墨羽缓缓降落,重新落在左肩。羽毛微收,右眼停止传输画面,进入待机警戒状态。它没有发出声音,也没有拍打翅膀提醒。只是用脑袋轻轻蹭了蹭陈夜的稻草颈侧,传递完成任务的确认。
陈夜依旧站立。
视线投向北方。
那里有一根断裂的高压塔,孤零零矗立在荒地上。风吹过,铁架发出低沉嗡鸣。一根脱落的电缆垂在地上,末端插进泥土,像一把指向地面的剑。
他盯着那根电缆看了三秒。
然后收回目光。
稻草纤维在风中轻微摆动,黑雾贴附躯体,如呼吸般起伏。
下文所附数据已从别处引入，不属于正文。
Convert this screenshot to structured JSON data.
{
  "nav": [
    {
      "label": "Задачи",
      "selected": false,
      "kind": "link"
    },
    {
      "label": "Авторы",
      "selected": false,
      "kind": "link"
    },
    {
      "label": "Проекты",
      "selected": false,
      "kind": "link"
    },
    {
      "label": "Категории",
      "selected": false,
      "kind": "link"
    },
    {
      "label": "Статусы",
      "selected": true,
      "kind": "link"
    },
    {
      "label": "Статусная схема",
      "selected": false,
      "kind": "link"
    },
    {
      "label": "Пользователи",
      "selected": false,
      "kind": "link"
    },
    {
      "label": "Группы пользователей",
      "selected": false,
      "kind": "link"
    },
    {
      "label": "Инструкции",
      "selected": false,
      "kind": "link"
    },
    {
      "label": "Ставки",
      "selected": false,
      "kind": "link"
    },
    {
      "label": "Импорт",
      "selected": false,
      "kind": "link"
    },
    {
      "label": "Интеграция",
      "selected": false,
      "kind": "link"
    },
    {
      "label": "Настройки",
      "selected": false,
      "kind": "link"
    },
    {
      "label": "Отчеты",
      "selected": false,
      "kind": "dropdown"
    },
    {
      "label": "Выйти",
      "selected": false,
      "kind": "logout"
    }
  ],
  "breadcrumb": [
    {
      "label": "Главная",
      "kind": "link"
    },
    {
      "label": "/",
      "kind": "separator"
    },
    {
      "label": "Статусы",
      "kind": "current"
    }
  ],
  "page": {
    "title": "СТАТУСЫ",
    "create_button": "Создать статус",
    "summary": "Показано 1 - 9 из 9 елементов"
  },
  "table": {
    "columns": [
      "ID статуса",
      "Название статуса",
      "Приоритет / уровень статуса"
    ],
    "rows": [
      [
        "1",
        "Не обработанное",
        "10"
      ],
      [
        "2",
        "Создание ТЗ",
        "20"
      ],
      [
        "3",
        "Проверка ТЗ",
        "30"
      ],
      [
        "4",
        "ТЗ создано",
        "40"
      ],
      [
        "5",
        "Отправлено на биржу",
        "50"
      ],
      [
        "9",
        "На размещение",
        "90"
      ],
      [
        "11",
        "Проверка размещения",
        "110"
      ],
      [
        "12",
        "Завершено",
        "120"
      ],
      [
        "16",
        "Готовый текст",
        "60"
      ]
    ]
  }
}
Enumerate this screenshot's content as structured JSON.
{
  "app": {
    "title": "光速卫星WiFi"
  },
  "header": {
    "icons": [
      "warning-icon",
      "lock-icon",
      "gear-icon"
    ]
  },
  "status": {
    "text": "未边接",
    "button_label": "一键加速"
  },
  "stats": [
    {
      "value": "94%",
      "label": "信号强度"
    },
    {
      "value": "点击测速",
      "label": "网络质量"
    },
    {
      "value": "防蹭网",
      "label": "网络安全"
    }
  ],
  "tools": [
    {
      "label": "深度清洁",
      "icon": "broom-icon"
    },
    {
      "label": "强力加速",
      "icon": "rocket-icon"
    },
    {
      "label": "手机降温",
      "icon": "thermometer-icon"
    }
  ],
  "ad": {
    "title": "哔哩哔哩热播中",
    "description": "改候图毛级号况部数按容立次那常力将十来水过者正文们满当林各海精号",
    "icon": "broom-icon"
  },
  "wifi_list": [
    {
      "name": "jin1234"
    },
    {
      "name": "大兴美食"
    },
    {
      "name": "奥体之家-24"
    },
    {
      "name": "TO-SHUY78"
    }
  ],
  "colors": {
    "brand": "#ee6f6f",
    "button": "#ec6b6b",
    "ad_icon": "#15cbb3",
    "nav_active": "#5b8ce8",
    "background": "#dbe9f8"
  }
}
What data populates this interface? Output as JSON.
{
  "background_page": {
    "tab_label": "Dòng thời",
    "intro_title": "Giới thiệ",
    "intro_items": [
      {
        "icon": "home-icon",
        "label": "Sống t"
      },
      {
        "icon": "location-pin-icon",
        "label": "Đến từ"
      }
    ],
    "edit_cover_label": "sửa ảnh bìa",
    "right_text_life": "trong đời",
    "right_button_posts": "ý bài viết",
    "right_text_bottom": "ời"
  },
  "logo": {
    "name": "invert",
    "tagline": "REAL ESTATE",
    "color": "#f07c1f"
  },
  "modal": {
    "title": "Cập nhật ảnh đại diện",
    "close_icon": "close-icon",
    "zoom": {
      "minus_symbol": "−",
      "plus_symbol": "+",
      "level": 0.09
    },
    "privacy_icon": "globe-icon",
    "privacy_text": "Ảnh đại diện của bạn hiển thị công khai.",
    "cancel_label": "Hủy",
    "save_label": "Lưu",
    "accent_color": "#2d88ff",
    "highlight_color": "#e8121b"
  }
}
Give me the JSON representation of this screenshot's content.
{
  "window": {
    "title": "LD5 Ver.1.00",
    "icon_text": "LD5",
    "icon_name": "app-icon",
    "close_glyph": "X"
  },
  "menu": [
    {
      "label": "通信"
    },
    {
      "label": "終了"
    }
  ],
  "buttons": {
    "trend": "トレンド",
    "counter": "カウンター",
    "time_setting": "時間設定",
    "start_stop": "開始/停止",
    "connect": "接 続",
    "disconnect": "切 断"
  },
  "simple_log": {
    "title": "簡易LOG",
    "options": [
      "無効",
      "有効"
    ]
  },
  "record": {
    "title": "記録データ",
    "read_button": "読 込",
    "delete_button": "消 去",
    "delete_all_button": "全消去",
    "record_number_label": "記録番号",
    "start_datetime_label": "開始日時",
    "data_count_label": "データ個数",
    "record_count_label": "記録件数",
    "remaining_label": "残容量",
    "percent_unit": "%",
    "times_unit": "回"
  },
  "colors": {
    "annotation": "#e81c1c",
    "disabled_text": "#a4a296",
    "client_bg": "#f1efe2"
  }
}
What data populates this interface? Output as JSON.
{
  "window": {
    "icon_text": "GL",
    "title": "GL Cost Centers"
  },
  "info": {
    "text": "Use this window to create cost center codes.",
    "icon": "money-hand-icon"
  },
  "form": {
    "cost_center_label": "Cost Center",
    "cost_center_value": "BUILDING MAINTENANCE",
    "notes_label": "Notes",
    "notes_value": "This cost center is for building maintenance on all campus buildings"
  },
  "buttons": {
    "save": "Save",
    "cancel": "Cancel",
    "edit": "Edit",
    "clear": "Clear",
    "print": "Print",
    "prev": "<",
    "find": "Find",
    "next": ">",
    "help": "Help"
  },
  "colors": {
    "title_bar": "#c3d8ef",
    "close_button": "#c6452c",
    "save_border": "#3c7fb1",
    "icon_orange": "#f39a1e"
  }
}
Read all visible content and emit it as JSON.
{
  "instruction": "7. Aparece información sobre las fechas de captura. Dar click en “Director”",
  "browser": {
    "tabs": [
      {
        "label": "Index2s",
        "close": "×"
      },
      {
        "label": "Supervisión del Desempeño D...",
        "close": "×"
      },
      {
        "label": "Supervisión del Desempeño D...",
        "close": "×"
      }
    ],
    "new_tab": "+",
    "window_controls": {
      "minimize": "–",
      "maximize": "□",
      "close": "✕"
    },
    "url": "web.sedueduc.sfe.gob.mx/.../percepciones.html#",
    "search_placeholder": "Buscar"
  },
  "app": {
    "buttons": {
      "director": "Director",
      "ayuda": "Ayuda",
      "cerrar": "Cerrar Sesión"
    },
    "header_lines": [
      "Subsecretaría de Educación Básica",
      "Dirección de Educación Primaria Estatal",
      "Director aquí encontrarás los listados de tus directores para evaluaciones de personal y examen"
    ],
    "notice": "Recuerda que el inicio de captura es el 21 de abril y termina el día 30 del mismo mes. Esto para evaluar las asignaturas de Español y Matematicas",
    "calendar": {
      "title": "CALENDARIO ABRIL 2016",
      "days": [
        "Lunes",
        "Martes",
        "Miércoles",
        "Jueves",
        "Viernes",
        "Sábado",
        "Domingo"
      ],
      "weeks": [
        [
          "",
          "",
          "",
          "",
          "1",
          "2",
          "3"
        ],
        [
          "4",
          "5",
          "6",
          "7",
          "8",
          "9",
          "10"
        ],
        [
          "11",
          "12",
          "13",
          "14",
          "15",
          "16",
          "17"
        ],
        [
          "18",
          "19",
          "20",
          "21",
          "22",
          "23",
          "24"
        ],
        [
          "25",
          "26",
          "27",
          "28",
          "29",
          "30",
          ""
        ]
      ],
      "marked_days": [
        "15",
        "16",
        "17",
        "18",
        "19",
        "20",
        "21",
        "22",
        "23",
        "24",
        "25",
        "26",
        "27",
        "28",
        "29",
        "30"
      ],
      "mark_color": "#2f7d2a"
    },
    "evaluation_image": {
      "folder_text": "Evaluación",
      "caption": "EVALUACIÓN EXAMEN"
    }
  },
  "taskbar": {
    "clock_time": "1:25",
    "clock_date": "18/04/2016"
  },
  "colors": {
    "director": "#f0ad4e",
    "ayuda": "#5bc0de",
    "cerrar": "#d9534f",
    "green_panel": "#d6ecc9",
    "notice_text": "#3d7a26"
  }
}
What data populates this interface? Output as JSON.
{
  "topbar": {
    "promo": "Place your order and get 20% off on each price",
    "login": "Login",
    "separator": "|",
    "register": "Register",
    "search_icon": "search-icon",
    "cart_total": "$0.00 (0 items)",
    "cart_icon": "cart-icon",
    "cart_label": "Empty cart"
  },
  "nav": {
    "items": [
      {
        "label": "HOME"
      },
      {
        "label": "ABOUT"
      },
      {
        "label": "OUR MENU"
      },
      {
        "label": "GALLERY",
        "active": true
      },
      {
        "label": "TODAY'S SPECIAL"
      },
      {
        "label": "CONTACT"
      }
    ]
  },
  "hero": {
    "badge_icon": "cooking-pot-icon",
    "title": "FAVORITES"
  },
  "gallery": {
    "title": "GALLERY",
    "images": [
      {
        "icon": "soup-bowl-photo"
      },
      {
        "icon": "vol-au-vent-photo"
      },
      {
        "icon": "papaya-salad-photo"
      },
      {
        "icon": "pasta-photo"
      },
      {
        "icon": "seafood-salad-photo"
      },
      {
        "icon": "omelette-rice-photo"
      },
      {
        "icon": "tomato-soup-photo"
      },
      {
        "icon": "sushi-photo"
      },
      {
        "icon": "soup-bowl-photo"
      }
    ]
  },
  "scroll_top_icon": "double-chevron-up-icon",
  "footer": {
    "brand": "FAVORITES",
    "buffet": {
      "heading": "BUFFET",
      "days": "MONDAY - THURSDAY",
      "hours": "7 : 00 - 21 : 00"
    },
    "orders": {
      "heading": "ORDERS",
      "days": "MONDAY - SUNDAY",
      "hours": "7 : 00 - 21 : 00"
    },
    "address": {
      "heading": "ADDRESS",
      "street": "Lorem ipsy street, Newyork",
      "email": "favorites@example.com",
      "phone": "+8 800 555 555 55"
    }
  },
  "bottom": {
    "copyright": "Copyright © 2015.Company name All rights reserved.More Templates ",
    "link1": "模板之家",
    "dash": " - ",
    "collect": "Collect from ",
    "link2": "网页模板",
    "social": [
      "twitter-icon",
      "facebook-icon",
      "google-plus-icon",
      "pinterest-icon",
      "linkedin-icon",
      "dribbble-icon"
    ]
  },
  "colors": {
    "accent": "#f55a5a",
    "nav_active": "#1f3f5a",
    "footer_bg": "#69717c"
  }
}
纽扣眼幽光稳定闪烁,与整片区域的恐惧波动再次同步。
结界依旧运行。
渗透未曾中断。
恐惧仍在自动流入漩涡,再传导至核心。
一切如常。
但有什么不一样了。
地面裂缝中,那只枯手缓缓松开工人的脚踝,缩回地底。裂缝愈合,仿佛从未裂开。可工人仍坐在原地,双手抱膝,眼神失焦。
他不再看天,也不再看路。
因为他知道,无论看向哪里,都会看见另一个世界正在吞噬这个世界的边缘。
而那个站在冷却塔前的身影,始终没有移动一步。